An important first step is to redirect the nearly 50 percent of science funding that currently comes from military agencies to other institutions such as the National Science Foundation. This would allow us tackle pressing social problems like climate change and antibiotic resistance, rather than giving precedence to military concerns like weapons development.

Another priority is to boost investment in scientific education — especially for groups that are underrepresented in the field — and, as part of this, to reorganize scientific training so that the rights of scientific workers are respected, including the right to a living wage, shorter working hours, comprehensive health care, and protections against harassment and discrimination by their supervisors.

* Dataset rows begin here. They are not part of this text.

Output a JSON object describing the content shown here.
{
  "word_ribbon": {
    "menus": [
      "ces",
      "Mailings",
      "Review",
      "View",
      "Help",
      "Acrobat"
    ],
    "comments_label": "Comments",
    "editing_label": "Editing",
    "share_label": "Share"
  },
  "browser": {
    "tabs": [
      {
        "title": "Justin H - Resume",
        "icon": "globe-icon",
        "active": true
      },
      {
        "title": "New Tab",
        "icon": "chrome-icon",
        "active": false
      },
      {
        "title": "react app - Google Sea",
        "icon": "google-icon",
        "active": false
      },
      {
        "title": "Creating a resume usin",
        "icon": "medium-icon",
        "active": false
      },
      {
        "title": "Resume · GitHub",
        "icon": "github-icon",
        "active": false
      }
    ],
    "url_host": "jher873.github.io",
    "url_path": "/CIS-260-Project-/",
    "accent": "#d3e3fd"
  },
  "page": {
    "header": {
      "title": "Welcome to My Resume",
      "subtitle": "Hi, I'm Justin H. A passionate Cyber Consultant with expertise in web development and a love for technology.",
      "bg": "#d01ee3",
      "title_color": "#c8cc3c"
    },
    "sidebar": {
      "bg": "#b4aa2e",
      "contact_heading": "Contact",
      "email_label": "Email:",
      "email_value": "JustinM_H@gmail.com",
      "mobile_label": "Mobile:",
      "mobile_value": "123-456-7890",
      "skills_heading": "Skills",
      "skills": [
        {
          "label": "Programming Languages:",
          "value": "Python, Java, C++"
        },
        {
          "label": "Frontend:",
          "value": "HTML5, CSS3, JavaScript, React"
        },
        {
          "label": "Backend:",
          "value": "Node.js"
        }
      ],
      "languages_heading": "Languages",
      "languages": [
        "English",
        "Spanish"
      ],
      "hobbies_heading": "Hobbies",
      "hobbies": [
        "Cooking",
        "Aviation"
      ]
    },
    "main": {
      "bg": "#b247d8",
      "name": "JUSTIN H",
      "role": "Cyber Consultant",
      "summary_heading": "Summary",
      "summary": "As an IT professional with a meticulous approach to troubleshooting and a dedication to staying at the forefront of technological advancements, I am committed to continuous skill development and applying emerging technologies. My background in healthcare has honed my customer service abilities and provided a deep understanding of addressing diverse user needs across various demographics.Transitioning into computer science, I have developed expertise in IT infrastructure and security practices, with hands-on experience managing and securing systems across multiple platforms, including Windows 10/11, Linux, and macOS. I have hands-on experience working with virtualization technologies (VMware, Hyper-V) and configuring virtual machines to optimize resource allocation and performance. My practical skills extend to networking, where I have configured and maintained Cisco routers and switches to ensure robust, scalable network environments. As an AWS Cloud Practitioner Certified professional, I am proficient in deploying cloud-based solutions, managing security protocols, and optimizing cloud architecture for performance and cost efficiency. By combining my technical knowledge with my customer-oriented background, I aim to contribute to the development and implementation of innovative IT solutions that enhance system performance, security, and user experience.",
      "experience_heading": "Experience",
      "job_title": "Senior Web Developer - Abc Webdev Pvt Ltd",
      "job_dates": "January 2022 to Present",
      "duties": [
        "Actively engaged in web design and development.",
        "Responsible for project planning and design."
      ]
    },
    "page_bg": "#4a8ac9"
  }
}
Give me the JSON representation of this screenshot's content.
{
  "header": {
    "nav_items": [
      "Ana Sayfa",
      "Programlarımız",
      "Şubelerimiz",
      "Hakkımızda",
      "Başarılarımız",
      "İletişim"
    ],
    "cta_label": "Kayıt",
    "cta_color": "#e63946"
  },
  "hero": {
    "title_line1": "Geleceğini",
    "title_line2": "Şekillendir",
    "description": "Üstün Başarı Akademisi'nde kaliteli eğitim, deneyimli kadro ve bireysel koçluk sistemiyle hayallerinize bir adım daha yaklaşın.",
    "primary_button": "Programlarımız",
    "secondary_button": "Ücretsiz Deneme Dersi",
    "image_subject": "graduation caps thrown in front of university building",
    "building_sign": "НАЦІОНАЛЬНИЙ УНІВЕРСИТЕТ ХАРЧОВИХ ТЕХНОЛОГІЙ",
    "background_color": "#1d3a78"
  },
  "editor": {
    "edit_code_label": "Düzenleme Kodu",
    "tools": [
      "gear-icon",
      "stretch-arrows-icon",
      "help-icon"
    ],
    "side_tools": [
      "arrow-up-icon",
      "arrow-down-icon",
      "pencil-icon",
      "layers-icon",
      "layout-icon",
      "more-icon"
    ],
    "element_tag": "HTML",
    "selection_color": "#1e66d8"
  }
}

At the same time, we must also invest more in basic research and democratize scientific priorities so that they reflect the needs of all people, especially marginalized groups that have traditionally been neglected by the scientific enterprise. A major global health crisis facing the world today is the rise of antibiotic resistance. Low- and middle-income countries, which bear the greatest burden of infectious disease and limited health care infrastructure, are among those that will be most affected. Yet research in this area is underfunded because antibiotics are not profitable. More generally, research in areas such as public health and regulatory science receive a pittance. The Environmental Protection Agency (EPA) budget is a measly 0.8 percent of the federal science budget — nearly six time less than that allocated to weapons development. This is especially troubling because poor communities disproportionately suffer the consequences of pollution and environmental contamination.

Finally, scientists should push to replace laws like the Bayh-Dole Act, which privatize publicly produced knowledge, with new legislation that creates a “scientific commons.” To facilitate this, we should insist on the need for new government-funded, nonprofit institutions that can translate basic research directly into usable goods such as lifesaving drugs, bypassing the price-gouging of Big Pharma and biotech.

As Bernie emphasizes, the task of following through on these transformative goals falls on all of us. We, along with many other scientists, have formed a new organization — Scientists for Bernie — to support Sanders’s vision for a more just society and, more importantly, to begin building and fighting for a science policy that benefits all people.

Science can be an emancipatory force, reducing drudgery while fostering human freedom and flourishing. But in order to unleash that potential, scientists will need to become active participants in political struggle to create the world we want.